The series is ostensibly a comedy
sketch show with the skits hanging around a loose narrative story. The first episode is about the boys needing to find a new flatmate after they kick out their current flattie, a foul-mouthed dishwasher.
The show reminded me a lot of the 80s British alt-comedy classic The Young Ones. That was also about young males living in a flat where comedic anarchy and nonsensical surprise reigned supreme and talking furniture was nothing out of the ordinary.
I realise I may be reading too much into this but you may remember that the ska band Madness performed their hit song House of Fun in an episode of The Young Ones. Coincidence? Who can even say anymore?
The show opens with a musical number called Everything’s a Drum which sees the trio performing the song with all the wide-eyed enthusiasm of children’s entertainers like, say, The Wiggles.
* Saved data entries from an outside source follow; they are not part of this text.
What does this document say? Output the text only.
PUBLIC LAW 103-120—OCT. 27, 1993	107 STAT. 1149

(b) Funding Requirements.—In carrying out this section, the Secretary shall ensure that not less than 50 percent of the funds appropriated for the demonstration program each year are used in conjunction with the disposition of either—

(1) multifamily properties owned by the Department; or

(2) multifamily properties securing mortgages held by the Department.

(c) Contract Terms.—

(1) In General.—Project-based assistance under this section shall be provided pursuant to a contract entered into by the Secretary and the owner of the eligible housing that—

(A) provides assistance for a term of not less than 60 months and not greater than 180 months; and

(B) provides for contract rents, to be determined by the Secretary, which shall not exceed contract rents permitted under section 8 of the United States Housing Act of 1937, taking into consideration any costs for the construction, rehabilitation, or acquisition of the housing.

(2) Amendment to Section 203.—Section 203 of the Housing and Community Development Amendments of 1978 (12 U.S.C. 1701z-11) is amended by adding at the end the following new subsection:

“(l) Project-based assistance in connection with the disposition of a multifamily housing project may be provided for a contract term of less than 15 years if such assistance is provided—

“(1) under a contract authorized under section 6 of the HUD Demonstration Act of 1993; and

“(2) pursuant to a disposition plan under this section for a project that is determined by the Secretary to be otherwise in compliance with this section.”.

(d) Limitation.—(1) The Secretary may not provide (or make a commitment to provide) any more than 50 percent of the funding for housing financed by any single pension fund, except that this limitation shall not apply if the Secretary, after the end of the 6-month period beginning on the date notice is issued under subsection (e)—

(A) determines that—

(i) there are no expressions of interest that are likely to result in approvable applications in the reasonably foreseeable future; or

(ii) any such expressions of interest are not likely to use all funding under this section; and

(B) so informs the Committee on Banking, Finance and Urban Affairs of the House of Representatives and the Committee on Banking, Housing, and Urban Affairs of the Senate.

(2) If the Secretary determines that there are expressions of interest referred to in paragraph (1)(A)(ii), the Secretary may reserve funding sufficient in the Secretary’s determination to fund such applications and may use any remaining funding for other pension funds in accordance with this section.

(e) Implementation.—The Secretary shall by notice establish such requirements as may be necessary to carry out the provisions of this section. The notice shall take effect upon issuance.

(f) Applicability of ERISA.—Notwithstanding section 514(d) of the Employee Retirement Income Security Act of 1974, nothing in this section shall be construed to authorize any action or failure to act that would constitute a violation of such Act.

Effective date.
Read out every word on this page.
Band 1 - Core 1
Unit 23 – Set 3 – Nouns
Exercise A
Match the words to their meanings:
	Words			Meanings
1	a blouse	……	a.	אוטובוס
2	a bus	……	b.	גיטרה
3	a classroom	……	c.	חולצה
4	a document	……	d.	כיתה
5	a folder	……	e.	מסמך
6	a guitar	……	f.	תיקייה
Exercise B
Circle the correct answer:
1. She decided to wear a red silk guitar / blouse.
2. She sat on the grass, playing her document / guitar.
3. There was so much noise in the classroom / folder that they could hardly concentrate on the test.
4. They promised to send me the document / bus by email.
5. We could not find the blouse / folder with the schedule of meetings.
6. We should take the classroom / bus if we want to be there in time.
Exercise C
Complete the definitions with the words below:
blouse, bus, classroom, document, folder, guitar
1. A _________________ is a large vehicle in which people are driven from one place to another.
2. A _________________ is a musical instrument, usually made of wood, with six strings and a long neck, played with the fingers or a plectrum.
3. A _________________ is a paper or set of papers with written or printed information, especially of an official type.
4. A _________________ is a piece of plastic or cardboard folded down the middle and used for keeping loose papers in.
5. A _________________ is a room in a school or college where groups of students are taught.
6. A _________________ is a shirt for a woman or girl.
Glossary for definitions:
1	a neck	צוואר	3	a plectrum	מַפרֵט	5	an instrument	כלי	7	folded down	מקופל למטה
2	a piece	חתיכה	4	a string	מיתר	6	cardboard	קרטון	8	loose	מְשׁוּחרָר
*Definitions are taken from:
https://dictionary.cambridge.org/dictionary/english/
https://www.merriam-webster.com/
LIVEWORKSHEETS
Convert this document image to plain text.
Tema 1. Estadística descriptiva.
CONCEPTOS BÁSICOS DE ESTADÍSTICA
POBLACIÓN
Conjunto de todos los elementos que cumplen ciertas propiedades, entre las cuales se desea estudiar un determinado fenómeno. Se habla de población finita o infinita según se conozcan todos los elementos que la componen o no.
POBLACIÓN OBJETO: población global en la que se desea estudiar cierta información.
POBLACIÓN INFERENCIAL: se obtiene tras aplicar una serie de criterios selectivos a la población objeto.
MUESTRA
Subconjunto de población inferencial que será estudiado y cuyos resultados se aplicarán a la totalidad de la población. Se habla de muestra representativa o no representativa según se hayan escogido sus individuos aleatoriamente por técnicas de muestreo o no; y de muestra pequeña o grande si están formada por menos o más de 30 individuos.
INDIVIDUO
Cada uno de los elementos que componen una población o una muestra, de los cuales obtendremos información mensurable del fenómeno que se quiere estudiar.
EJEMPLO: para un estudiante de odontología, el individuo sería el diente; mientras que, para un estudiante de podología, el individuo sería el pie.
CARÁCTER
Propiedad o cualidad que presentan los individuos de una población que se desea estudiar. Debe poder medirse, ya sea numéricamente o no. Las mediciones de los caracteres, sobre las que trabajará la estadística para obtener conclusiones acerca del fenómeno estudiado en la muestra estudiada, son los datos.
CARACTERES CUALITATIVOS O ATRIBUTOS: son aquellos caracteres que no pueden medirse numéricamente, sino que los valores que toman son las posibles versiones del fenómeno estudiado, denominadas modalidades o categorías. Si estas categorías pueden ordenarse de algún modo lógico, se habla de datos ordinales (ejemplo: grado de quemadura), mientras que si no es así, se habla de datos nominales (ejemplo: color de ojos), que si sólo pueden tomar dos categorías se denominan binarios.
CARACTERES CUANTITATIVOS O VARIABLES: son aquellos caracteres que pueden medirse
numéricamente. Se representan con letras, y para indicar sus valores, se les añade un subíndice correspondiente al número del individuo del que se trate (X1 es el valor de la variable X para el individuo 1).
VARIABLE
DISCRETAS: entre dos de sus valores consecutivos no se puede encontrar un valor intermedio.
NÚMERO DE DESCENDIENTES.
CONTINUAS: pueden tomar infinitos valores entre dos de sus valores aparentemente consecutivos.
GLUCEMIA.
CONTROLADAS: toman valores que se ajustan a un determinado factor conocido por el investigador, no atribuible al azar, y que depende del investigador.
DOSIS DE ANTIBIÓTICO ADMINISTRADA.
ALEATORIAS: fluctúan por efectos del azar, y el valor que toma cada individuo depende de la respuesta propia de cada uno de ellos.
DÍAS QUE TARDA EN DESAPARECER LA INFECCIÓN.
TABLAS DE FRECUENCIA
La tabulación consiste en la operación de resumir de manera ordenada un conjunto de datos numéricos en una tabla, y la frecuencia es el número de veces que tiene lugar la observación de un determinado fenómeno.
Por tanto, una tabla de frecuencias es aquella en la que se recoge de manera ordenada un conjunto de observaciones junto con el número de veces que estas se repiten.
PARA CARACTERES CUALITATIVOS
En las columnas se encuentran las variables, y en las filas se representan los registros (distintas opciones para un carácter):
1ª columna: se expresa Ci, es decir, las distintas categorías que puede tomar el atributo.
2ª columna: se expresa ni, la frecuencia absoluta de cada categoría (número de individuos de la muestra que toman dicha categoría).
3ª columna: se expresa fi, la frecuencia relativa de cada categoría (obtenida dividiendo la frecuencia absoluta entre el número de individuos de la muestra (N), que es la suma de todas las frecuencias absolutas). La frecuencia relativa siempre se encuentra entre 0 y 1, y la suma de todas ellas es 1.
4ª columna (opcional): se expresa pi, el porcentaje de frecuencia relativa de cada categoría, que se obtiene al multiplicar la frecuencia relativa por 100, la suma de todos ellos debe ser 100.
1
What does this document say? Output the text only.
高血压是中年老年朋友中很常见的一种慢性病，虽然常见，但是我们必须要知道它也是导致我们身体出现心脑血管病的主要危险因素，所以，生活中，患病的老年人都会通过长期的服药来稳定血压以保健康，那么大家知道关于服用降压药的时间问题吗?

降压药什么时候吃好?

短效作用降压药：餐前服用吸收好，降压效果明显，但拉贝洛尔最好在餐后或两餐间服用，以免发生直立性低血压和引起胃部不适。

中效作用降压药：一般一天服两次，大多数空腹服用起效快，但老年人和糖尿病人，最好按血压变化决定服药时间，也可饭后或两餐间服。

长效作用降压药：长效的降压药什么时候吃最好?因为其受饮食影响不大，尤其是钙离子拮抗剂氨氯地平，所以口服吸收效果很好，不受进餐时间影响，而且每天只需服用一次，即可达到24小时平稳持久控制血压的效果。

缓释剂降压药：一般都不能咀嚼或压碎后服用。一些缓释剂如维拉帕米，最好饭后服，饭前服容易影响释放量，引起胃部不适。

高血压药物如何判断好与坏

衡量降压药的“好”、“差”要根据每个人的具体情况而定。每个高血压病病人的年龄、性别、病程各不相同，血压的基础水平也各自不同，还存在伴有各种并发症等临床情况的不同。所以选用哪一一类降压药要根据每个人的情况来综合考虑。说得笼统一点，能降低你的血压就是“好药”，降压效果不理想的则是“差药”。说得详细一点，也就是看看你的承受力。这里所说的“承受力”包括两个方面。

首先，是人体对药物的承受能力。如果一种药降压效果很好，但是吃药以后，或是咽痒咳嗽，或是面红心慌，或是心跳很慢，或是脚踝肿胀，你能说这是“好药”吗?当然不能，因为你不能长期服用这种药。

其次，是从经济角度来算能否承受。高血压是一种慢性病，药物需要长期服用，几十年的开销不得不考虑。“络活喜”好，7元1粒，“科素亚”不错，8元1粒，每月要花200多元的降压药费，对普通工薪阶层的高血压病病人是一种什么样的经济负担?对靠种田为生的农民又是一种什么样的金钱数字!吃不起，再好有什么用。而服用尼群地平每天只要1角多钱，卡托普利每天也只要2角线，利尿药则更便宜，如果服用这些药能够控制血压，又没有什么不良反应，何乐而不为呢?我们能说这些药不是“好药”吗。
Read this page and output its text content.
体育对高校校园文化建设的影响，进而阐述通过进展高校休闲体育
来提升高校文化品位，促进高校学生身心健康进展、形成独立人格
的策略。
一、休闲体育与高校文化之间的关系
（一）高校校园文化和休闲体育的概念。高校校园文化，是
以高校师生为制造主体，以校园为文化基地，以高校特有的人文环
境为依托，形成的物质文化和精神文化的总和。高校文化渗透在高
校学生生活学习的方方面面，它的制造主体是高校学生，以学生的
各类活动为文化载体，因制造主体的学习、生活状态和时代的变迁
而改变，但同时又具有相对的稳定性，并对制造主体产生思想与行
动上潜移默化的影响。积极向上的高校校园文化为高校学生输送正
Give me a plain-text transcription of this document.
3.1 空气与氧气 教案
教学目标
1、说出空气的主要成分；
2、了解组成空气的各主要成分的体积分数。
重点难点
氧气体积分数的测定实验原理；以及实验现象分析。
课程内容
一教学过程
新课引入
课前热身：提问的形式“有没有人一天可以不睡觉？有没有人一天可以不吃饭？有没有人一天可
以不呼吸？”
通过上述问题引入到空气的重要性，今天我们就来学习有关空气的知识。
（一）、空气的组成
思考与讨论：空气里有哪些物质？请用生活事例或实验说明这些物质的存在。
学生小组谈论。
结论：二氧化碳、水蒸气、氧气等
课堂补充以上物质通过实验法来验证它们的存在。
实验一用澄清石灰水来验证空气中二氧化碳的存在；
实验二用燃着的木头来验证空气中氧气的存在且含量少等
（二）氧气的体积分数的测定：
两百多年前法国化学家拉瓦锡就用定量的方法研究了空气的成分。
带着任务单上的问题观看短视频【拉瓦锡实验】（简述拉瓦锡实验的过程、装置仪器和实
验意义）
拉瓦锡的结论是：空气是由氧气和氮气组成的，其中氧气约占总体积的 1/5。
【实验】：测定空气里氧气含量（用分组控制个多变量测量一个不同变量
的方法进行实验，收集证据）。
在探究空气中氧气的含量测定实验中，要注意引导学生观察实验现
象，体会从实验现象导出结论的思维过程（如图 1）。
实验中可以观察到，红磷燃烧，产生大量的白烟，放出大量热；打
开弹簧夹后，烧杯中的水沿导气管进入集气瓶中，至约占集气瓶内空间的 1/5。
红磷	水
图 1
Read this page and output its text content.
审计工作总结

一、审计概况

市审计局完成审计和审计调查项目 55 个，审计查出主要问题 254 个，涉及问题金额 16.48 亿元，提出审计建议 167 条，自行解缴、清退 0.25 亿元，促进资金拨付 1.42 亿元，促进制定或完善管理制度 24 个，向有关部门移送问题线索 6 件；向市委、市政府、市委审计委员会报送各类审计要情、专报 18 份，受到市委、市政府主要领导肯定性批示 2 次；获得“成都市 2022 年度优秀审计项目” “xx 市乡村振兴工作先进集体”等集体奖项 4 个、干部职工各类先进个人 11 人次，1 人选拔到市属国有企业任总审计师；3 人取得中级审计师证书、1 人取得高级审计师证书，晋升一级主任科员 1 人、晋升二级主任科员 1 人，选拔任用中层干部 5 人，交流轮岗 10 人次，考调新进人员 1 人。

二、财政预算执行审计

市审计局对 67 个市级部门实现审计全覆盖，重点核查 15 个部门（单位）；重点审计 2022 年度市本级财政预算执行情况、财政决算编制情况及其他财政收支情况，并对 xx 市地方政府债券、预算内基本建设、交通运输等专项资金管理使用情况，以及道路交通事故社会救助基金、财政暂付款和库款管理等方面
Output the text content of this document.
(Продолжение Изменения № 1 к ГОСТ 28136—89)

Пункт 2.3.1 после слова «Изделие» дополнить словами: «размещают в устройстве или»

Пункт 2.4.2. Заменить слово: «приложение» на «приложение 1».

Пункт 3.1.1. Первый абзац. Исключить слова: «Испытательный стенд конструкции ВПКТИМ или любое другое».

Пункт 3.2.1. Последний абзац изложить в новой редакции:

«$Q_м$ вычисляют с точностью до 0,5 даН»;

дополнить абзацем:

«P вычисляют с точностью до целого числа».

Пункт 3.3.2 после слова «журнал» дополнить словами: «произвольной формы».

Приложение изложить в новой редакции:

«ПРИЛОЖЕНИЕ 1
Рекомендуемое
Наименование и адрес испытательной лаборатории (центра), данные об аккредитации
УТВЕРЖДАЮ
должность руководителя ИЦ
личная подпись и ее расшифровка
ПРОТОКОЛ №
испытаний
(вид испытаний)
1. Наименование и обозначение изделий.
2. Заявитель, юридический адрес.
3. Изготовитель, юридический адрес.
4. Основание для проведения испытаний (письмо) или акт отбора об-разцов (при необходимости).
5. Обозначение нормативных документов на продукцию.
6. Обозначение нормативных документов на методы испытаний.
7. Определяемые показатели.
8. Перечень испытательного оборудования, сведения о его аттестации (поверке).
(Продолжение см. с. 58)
“Everything’s a drum, everything’s a drum” they sing while tapping out simple rhythms on everyday objects like cups and pots.
But the wholesome vibe is quickly skewered when they assert that their genitals are a drum, bad relationships with their mums are a drum, smashing glass bottles over their heads and violently punching through walls are also all, in fact, drums.
That’s before the song breaks down into an action movie stand-off when a repeatedly struck pot doesn’t make any sound at all. “I left my wife for this,” one laments as he realises everything he believed about everything being a drum has been a lie. This directly leads to the eviction of their talking dishwasher.
Things just get more bizarre, illogical and, yes, funny from there. The rapid-fire montage of the boys interviewing potential new flatmates was ridiculously silly in the best way possible with each candidate getting increasingly and weirdly specific, like “dad at the BBQ trying to do the cool new dance moves”, “superhero who got bit by a radioactive chameleon” and “Sir Alfred Hitchcock.”
Later, Ruane changes the flat’s WiFi name to Poopoo gathering applause and plaudits from his flatties, the neighbourhood and even “Jerry Seinfeld”. This kicks off an Inception level of skits with the premise diverging into sketches within sketches before extrapolating out to ridiculous and unexpected places to eventually conclude in a print shop during Poster Week.
By now you should know whether Aunty Donna’s Big Ol’ House of Fun sounds like your bag or if all of this is just crazy talk.
I haven’t laughed this much in ages, so I highly recommend it. But after the events of this year, maybe I’ve finally gone off the deep end.